Richardson knows something of this art, for despite her disarming, playful banter in person, her recent acting roles have veered toward the dark and despondent. This past spring, she starred as Blanche in a Broadway revival of “A Streetcar Named Desire” and her latest film, “Asylum,” directed by David Mackenzie and co-starring Martin Csokas and Ian McKellen, opens here this Friday. In it she plays Stella, a frustrated British housewife and mother in 1959 who moves to a psychiatric hospital when her husband is given a post there. She soon falls madly in love with one of the patients, beginning an obsessive affair that jeopardizes her marriage and physical safety.
Richardson was immediately drawn to the character when she read the Patrick McGrath novel, on which the movie is based, over seven years ago. “Though I don’t think I’m a particularly self-destructive person — apart from the fact that I smoke — there’s something about the nature of self-destructiveness that I feel I understand,” she says, between languid drags on a Vogue Slims cigarette in an Essex House hotel room. Her preparation for playing Stella was perhaps less rigorous than for Blanche (she isolated herself for several hours each day from her husband, Liam Neeson, and two sons by taking a separate New York apartment), but Richardson did undergo some physical changes.
“There was pressure from one of the producers that I should look as physically good as possible because of the amount of nudity and sex scenes, so I almost got too skinny, and I think you could see the gauntness of my face and the pressure of doing this film,” she explains. “In a way, it was kind of aging.
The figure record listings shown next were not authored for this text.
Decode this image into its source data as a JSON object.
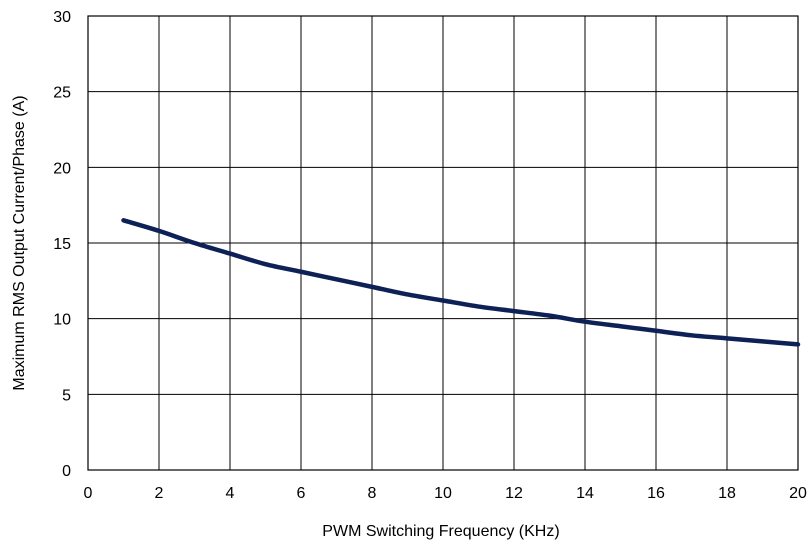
{
  "chart_data": {
    "type": "line",
    "title": "",
    "xlabel": "PWM Switching Frequency  (KHz)",
    "ylabel": "Maximum RMS Output Current/Phase  (A)",
    "xlim": [
      0,
      20
    ],
    "ylim": [
      0,
      30
    ],
    "x_ticks": [
      0,
      2,
      4,
      6,
      8,
      10,
      12,
      14,
      16,
      18,
      20
    ],
    "y_ticks": [
      0,
      5,
      10,
      15,
      20,
      25,
      30
    ],
    "x_tick_labels": [
      "0",
      "2",
      "4",
      "6",
      "8",
      "10",
      "12",
      "14",
      "16",
      "18",
      "20"
    ],
    "y_tick_labels": [
      "0",
      "5",
      "10",
      "15",
      "20",
      "25",
      "30"
    ],
    "grid": true,
    "series": [
      {
        "color": "#0d2157",
        "x": [
          1,
          2,
          3,
          4,
          5,
          6,
          7,
          8,
          9,
          10,
          11,
          12,
          13,
          14,
          15,
          16,
          17,
          18,
          19,
          20
        ],
        "y": [
          16.5,
          15.8,
          15.0,
          14.3,
          13.6,
          13.1,
          12.6,
          12.1,
          11.6,
          11.2,
          10.8,
          10.5,
          10.2,
          9.8,
          9.5,
          9.2,
          8.9,
          8.7,
          8.5,
          8.3
        ]
      }
    ]
  }
}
For the only time in my life, I had to go on a campaign in the middle of a shoot to start putting on weight, which is something I’ve never had the luxury of in my life. Normally, I’m someone who has to fight to keep the weight off.”
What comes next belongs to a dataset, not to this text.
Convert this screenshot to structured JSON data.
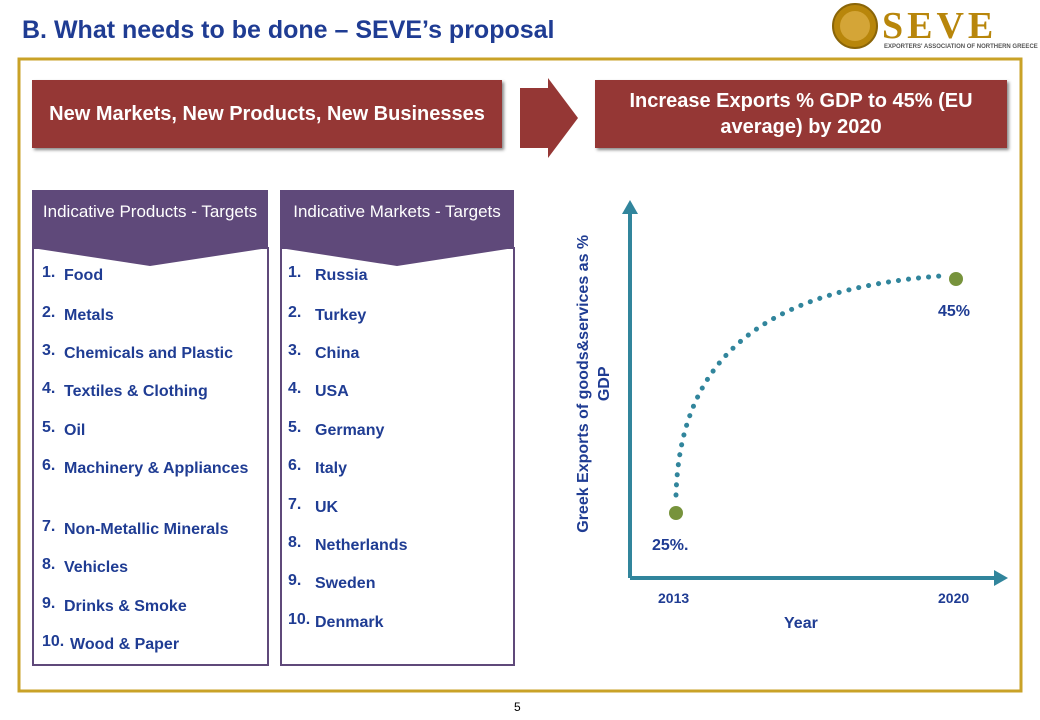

This story first appeared in the August 11, 2005 issue of WWD. Subscribe Today.
Despite her slim physique and smooth complexion, aging is undoubtedly an issue for Richardson, 42, as it is for many Hollywood actresses. At times, it can seem like a losing battle. Although “Asylum” and “Streetcar” mark some of the most complex, challenging roles she has ever had, critics claimed Richardson was too young and beautiful to play Blanche.
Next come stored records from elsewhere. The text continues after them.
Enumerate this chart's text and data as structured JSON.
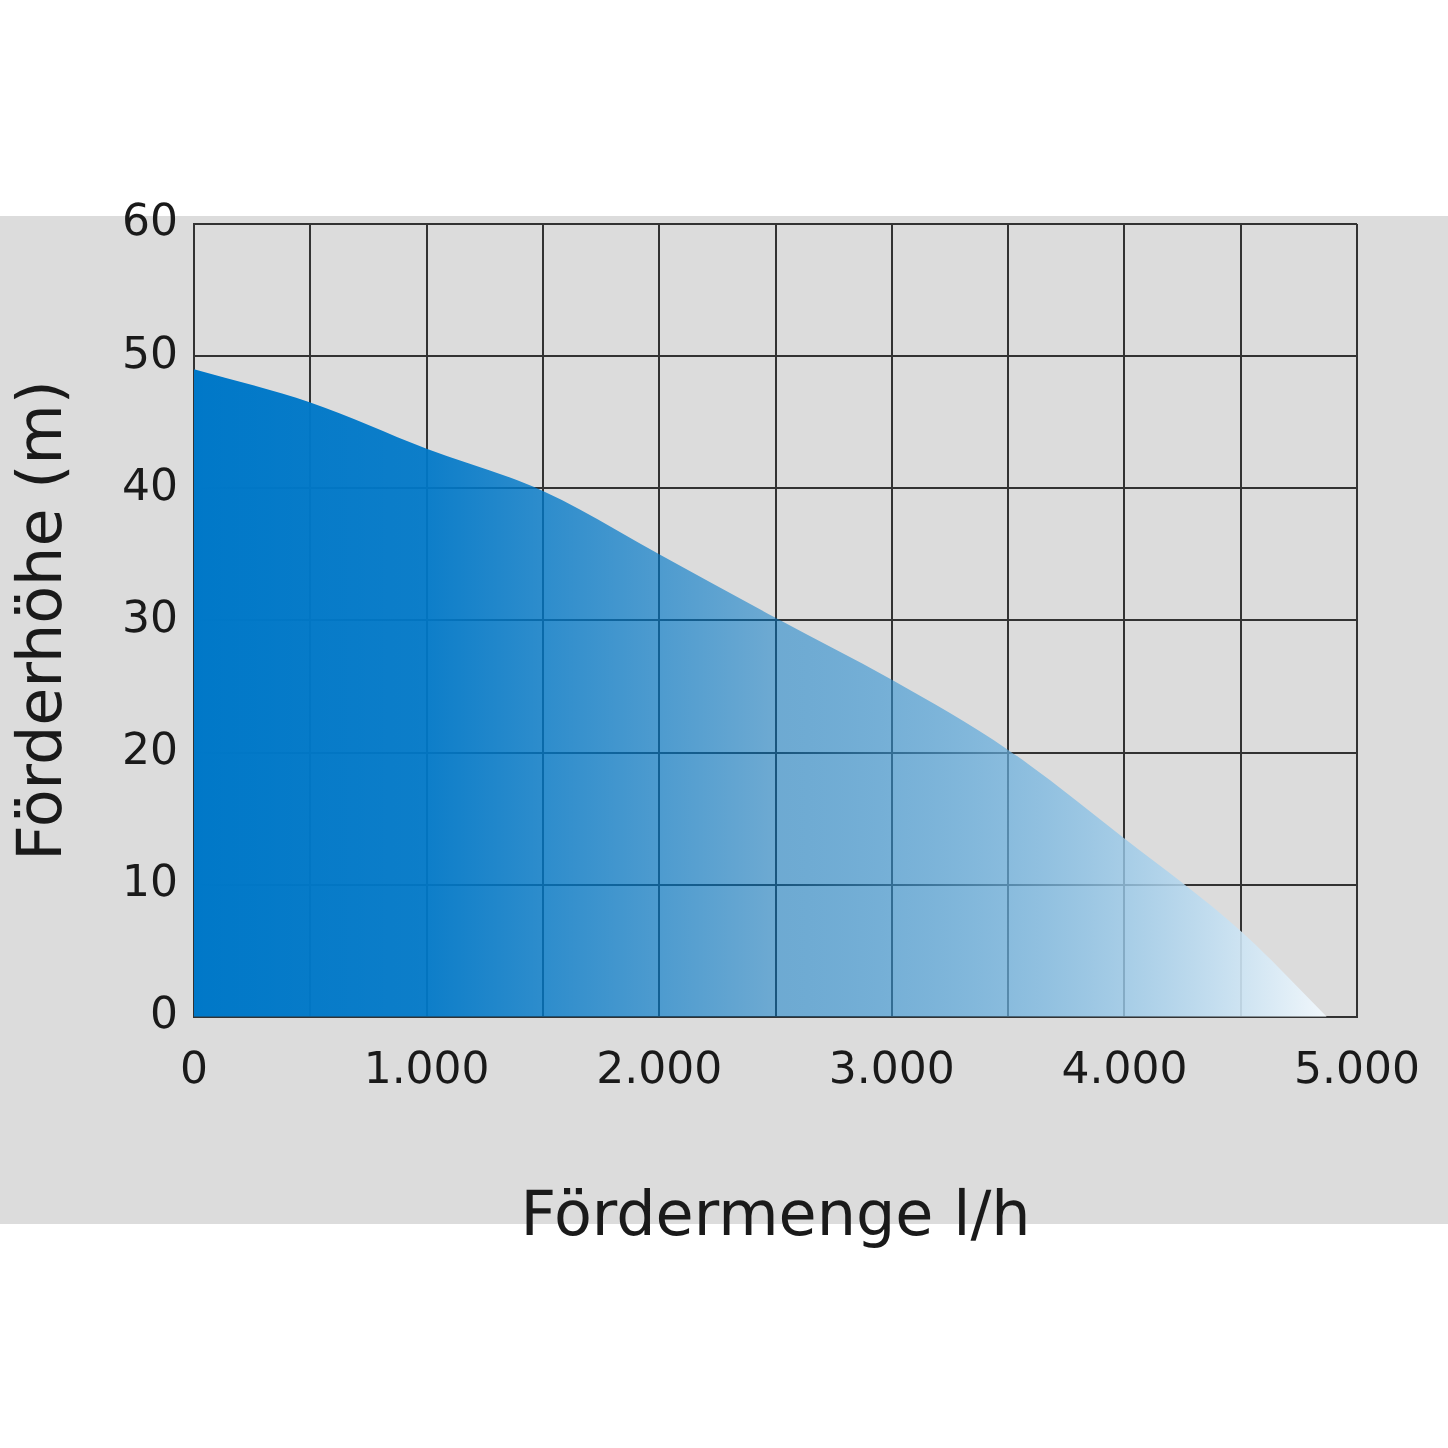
{
  "chart_data": {
    "type": "area",
    "xlabel": "Fördermenge l/h",
    "ylabel": "Förderhöhe (m)",
    "x": [
      0,
      500,
      1000,
      1500,
      2000,
      2500,
      3000,
      3500,
      4000,
      4500,
      4870
    ],
    "values": [
      49,
      46.5,
      43,
      39.8,
      35,
      30.2,
      25.5,
      20.2,
      13.5,
      6.5,
      0
    ],
    "color": "#0078c8",
    "xlim": [
      0,
      5000
    ],
    "xticks": [
      0,
      {
        "value": 500,
        "label": null
      },
      {
        "value": 1000,
        "label": "1.000"
      },
      {
        "value": 1500,
        "label": null
      },
      {
        "value": 2000,
        "label": "2.000"
      },
      {
        "value": 2500,
        "label": null
      },
      {
        "value": 3000,
        "label": "3.000"
      },
      {
        "value": 3500,
        "label": null
      },
      {
        "value": 4000,
        "label": "4.000"
      },
      {
        "value": 4500,
        "label": null
      },
      {
        "value": 5000,
        "label": "5.000"
      }
    ],
    "ylim": [
      0,
      60
    ],
    "yticks": [
      0,
      10,
      20,
      30,
      40,
      50,
      60
    ],
    "grid": true,
    "marker": "none",
    "legend": false
  }
}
“You can’t win. In fact, there are endless references in the writing that she’s 35 and going around just about getting away with pretending to be in her late 20s at a time when if you were 30, you were finished,” says a frustrated Richardson. “I’m not only hurt by that, I just think that that’s not knowing what the play is.
“It seems like young actresses who are 23 can play DAs,” she continues with a laugh. “That’s a bit of a stretch of the imagination. But then they start talking about an actress in her early 40s, and how unusual it is for her to play a sexual role.”
Richardson’s next film, Merchant and Ivory’s “The White Countess” with Ralph Fiennes, out this fall, still has a sexual story line — she plays a Russian countess in Thirties Shanghai who must support her family through prostitution — but it allowed her to indulge her romantic side, one thing she shares with Stella. “She’s sexually unfulfilled and a hopeless romantic. I have that in common with her — a hopeless romantic, though not sexually unfulfilled,” she quickly adds, with a wry smile.
As for any future, perhaps more lighthearted, projects, Richardson is planning some much-needed downtime. “All I will say is, I obviously need a break from playing chain-smoking, alcoholic, sex-addicted crazy ladies,” she laughs.